The onboard instrumentation equipment of the two stations is also different: in addition to instruments for measuring soil thermal conductivity (ChaSTE), seismic activity (ILSA), and a Langmuir probe for plasma measurement (LP); Chandrayaan-3 carries a small rover equipped with an X-ray spectrometer for alpha particles (∫) and a laser spectroscope (LIBS) to determine the composition of the soil surrounding the Moon landing area.
Luna-25 is a real mining analysis laboratory that does not carry a rover inside.
Equipped with a robotic arm remotely controlled from the ground, it can collect and analyze the surrounding terrain on site to determine all its physical characteristics.
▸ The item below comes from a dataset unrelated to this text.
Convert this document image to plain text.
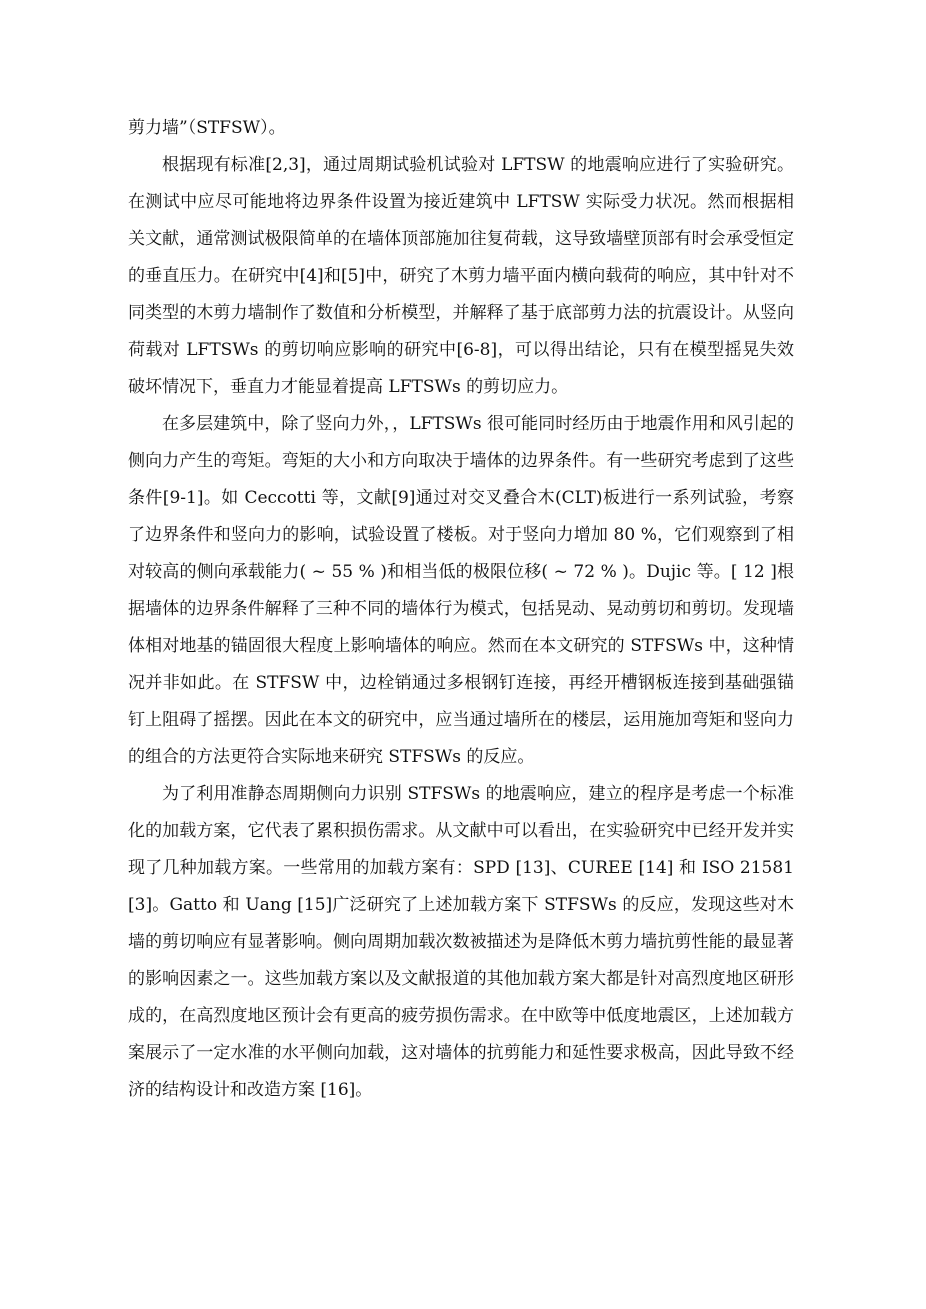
剪力墙”（STFSW）。

根据现有标准[2,3]，通过周期试验机试验对 LFTSW 的地震响应进行了实验研究。在测试中应尽可能地将边界条件设置为接近建筑中 LFTSW 实际受力状况。然而根据相关文献，通常测试极限简单的在墙体顶部施加往复荷载，这导致墙壁顶部有时会承受恒定的垂直压力。在研究中[4]和[5]中，研究了木剪力墙平面内横向载荷的响应，其中针对不同类型的木剪力墙制作了数值和分析模型，并解释了基于底部剪力法的抗震设计。从竖向荷载对 LFTSWs 的剪切响应影响的研究中[6-8]，可以得出结论，只有在模型摇晃失效破坏情况下，垂直力才能显着提高 LFTSWs 的剪切应力。

在多层建筑中，除了竖向力外，，LFTSWs 很可能同时经历由于地震作用和风引起的侧向力产生的弯矩。弯矩的大小和方向取决于墙体的边界条件。有一些研究考虑到了这些条件[9-1]。如 Ceccotti 等，文献[9]通过对交叉叠合木(CLT)板进行一系列试验，考察了边界条件和竖向力的影响，试验设置了楼板。对于竖向力增加 80 %，它们观察到了相对较高的侧向承载能力( ~ 55 % )和相当低的极限位移( ~ 72 % )。Dujic 等。[ 12 ]根据墙体的边界条件解释了三种不同的墙体行为模式，包括晃动、晃动剪切和剪切。发现墙体相对地基的锚固很大程度上影响墙体的响应。然而在本文研究的 STFSWs 中，这种情况并非如此。在 STFSW 中，边栓销通过多根钢钉连接，再经开槽钢板连接到基础强锚钉上阻碍了摇摆。因此在本文的研究中，应当通过墙所在的楼层，运用施加弯矩和竖向力的组合的方法更符合实际地来研究 STFSWs 的反应。

为了利用准静态周期侧向力识别 STFSWs 的地震响应，建立的程序是考虑一个标准化的加载方案，它代表了累积损伤需求。从文献中可以看出，在实验研究中已经开发并实现了几种加载方案。一些常用的加载方案有：SPD [13]、CUREE [14] 和 ISO 21581 [3]。Gatto 和 Uang [15]广泛研究了上述加载方案下 STFSWs 的反应，发现这些对木墙的剪切响应有显著影响。侧向周期加载次数被描述为是降低木剪力墙抗剪性能的最显著的影响因素之一。这些加载方案以及文献报道的其他加载方案大都是针对高烈度地区研形成的，在高烈度地区预计会有更高的疲劳损伤需求。在中欧等中低度地震区，上述加载方案展示了一定水准的水平侧向加载，这对墙体的抗剪能力和延性要求极高，因此导致不经济的结构设计和改造方案 [16]。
All in a long-term mission, one Earth year, which should provide a complete picture of the morphology of the lunar landing area preparatory to the subsequent missions which, on Luna-26 onwards, on an annual basis, will see the return of Russia to the Moon in anticipation of the landing, finally, of the first cosmonauts, probably in a joint mission with the Chinese space agency.
Beethoven on the Moon
Ludwig Van Beethoven composed the famous Piano Sonata n.14 more commonly known as Moonlight Sonata. The inhabitants of the Amur region, where the Vostochnij Cosmodrome stands for the name to be assigned to the mission mascot, were inspired by this work and its suggestions, a nice animated probe created by the designer Ksenia Fetisoba of the Soyuzmultfilm animation studio.
In the competition, organized by the Roscosmos Telegram channel, to choose the name to be assigned to the mascot, many names were proposed, including Luntik, Lunyasha, Lunarik, Prilunia, and Zoya, but Sonata won in the end. It will therefore be Beethoven’s immortal work to accompany the Luna-25 automatic station during its flight to the Moon.